An amortization schedule is a list of payments for a mortgage or loan, which shows how each payment is applied to both the principal amount and the interest. The schedule shows the remaining balance still owed after each payment is made, so you know how much you have left to pay. To create an amortization schedule using Excel, you can use our free amortization calculator which is able to handle the type of rounding required of an official payment schedule. You can use the free loan amortization schedule for mortgages, auto loans, consumer loans, and business loans. If you are a small private lender, you can download the commercial version and use it to create a repayment schedule to give to the borrower.
This spreadsheet-based calculator creates an amortization schedule for a fixed-rate loan, with optional extra payments.

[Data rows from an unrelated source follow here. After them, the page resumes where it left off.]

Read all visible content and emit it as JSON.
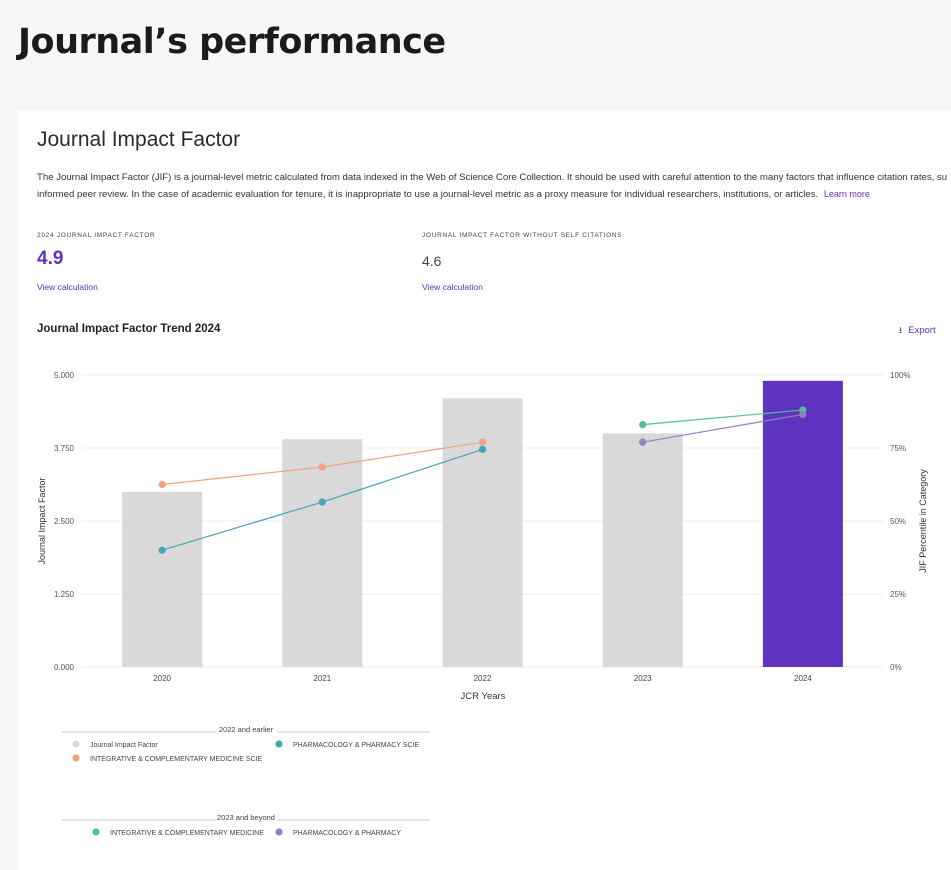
{
  "page": {
    "title": "Journal’s performance"
  },
  "jif": {
    "section_title": "Journal Impact Factor",
    "description_line1": "The Journal Impact Factor (JIF) is a journal-level metric calculated from data indexed in the Web of Science Core Collection. It should be used with careful attention to the many factors that influence citation rates, su",
    "description_line2": "informed peer review. In the case of academic evaluation for tenure, it is inappropriate to use a journal-level metric as a proxy measure for individual researchers, institutions, or articles.",
    "learn_more": "Learn more",
    "metrics": [
      {
        "label": "2024 JOURNAL IMPACT FACTOR",
        "value": "4.9",
        "link": "View calculation"
      },
      {
        "label": "JOURNAL IMPACT FACTOR WITHOUT SELF CITATIONS",
        "value": "4.6",
        "link": "View calculation"
      }
    ],
    "trend_title": "Journal Impact Factor Trend 2024",
    "export_label": "Export",
    "export_icon": "download-icon"
  },
  "colors": {
    "accent": "#5e33bf",
    "bar_gray": "#d9d9d9",
    "integrative_2022": "#f0a47a",
    "pharmacology_2022": "#4aa3b5",
    "integrative_2023": "#4fc18f",
    "pharmacology_2023": "#8b84c0"
  },
  "chart_data": {
    "type": "bar",
    "xlabel": "JCR Years",
    "ylabel": "Journal Impact Factor",
    "y2label": "JIF Percentile in Category",
    "categories": [
      "2020",
      "2021",
      "2022",
      "2023",
      "2024"
    ],
    "ylim": [
      0,
      5
    ],
    "y_ticks": [
      "0.000",
      "1.250",
      "2.500",
      "3.750",
      "5.000"
    ],
    "y2lim": [
      0,
      100
    ],
    "y2_ticks": [
      "0%",
      "25%",
      "50%",
      "75%",
      "100%"
    ],
    "grid": true,
    "bars": {
      "name": "Journal Impact Factor",
      "values": [
        3.0,
        3.9,
        4.6,
        4.0,
        4.9
      ],
      "highlight_index": 4
    },
    "series": [
      {
        "name": "INTEGRATIVE & COMPLEMENTARY MEDICINE  SCIE",
        "group": "2022 and earlier",
        "x": [
          "2020",
          "2021",
          "2022"
        ],
        "values": [
          62.5,
          68.5,
          77.0
        ],
        "color_key": "integrative_2022"
      },
      {
        "name": "PHARMACOLOGY & PHARMACY  SCIE",
        "group": "2022 and earlier",
        "x": [
          "2020",
          "2021",
          "2022"
        ],
        "values": [
          40.0,
          56.5,
          74.5
        ],
        "color_key": "pharmacology_2022"
      },
      {
        "name": "INTEGRATIVE & COMPLEMENTARY MEDICINE",
        "group": "2023 and beyond",
        "x": [
          "2023",
          "2024"
        ],
        "values": [
          83.0,
          88.0
        ],
        "color_key": "integrative_2023"
      },
      {
        "name": "PHARMACOLOGY & PHARMACY",
        "group": "2023 and beyond",
        "x": [
          "2023",
          "2024"
        ],
        "values": [
          77.0,
          86.5
        ],
        "color_key": "pharmacology_2023"
      }
    ],
    "legend": {
      "placement": "bottom-left",
      "groups": [
        {
          "title": "2022 and earlier",
          "items": [
            "Journal Impact Factor",
            "PHARMACOLOGY & PHARMACY   SCIE",
            "INTEGRATIVE & COMPLEMENTARY MEDICINE   SCIE"
          ]
        },
        {
          "title": "2023 and beyond",
          "items": [
            "INTEGRATIVE & COMPLEMENTARY MEDICINE",
            "PHARMACOLOGY & PHARMACY"
          ]
        }
      ]
    }
  }
}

Start by entering the total loan amount, the annual interest rate, the number of years required to repay the loan, and how frequently the payments must be made. Then you can experiment with other payment scenarios such as making an extra payment or a balloon payment. Make sure to read the related blog article to learn how to pay off your loan earlier and save on interest.
The payment frequency can be annual, semi-annual, quarterly, bi-monthly, monthly, bi-weekly, or weekly. Values are rounded to the nearest cent. The last payment is adjusted to bring the balance to zero.
Loan Payment Schedules: The workbook also contains 2 other worksheets for basic loan payment tracking. The difference between the two has to do with how unpaid interest is handled. In the first, unpaid interest is added to the balance (negative amortization). In the second (the one shown in the screenshot), unpaid interest is accrued in a separate interest balance.
Note: In both cases, the Payment Date column is for reference only. This spreadsheet handles loans where calculations are not based on payment date. See the Simple Interest Loan spreadsheet if you have a loan that accrues interest daily and the payment date matters.